If the Raptors (23-34) hope to make a serious run they cannot afford to put up ragged displays like Monday's against the Wizards (18-37), who walked away with a 90-84 victory.
It was an excruciating night of basketball, especially on behalf of the Raptors, who seemed to be listless participants playing without any sense of urgency.
"Why we wouldn't have that at this time of year, and for what we're fighting for and scratching for and what we've been through is shocking to me," an upset Casey said afterward.
Toronto had defeated Washington 96-88 last week, but was flat during a tepid opening half, as the Wizards opened up a 40-32 lead.
The Wizards carted a 63-54 lead into the fourth quarter, and made the key shots every time the Raptors appeared poised to make a run.
The death knell was finally sounded by Nene, Washington's rugged power forward, who bulled his way along the baseline for a reverse layup while getting fouled by Alan Anderson.
Nene made the free throw that extended Washington's lead to 79-67 with 5 minutes 30 seconds left, and Toronto didn't have the stomach to counter-punch.
Bradley Beal led Washington with 20 points, while DeMar DeRozan responded with 25 for Toronto.
Rudy Gay struggled all game, going 1-for-11 to finish with seven points in a game-high 41:49.
"It was a stinker," Casey said. "They whipped us, they outworked us."
A renewed commitment to defensive play, the continued solid play of Amir Johnson, not to mention the recent acquisition of Gay, has injected new life into the Raptors.
During the month of February, Toronto's defence has been among the NBA's best, holding opponents to an average of 92.9 points through its first 10 games.
Still, Casey must be left wondering where they would be if they had won only 12 of their first 23 games. "We went about it the hard way," the coach said. "I wouldn't recommend that for anybody. But at this point, I'm very happy with what we've got going here."

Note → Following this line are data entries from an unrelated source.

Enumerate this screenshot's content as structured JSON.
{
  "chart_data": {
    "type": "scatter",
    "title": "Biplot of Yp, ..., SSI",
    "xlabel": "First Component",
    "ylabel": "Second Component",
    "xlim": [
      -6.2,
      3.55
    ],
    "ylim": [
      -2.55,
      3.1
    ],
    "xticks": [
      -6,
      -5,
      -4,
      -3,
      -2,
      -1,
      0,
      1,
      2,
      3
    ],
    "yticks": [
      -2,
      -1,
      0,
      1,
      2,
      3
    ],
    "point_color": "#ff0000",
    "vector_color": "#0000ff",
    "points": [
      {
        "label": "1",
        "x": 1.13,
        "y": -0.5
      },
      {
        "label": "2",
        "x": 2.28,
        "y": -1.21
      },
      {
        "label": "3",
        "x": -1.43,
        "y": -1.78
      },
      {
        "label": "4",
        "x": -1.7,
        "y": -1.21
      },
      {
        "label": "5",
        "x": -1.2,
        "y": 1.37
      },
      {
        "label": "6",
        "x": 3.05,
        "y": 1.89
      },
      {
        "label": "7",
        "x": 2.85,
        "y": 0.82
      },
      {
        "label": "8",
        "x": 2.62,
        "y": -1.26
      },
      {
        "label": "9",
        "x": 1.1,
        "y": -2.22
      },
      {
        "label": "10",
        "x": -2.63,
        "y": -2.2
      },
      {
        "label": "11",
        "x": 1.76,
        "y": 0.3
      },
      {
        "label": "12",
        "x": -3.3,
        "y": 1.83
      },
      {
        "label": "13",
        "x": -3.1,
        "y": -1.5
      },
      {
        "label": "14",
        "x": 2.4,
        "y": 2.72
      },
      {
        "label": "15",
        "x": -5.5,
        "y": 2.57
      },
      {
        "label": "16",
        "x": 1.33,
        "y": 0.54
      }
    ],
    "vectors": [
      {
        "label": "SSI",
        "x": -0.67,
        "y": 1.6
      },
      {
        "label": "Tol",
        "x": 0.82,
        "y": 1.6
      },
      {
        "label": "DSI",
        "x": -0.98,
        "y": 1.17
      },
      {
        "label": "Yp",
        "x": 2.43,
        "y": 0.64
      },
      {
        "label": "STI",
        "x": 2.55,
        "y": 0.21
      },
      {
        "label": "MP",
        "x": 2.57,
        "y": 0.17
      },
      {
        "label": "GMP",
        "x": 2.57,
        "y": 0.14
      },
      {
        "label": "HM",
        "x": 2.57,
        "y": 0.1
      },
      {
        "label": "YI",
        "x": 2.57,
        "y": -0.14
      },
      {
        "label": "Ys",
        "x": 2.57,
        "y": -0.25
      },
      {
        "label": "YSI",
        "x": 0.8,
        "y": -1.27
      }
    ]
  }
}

What they got going is a huge week.
The Raptors next head to Cleveland to play another sub-.500 team in the Cavaliers on Wednesday. Then, the Raptors will play the Indiana Pacers at home on Friday, before a key encounter Saturday against the Bucks in Milwaukee.
The following week, the Raptors will make their final west coast swing of the season, which will take them through Golden State, Phoenix and Los Angeles for a game against the Lakers.
The Raptors now have 25 games remaining in the regular season, 13 against teams that currently sport sub-.500 records.
Not an impossible task, but not an easy one, either. "So we got a tough row to hoe," Casey said.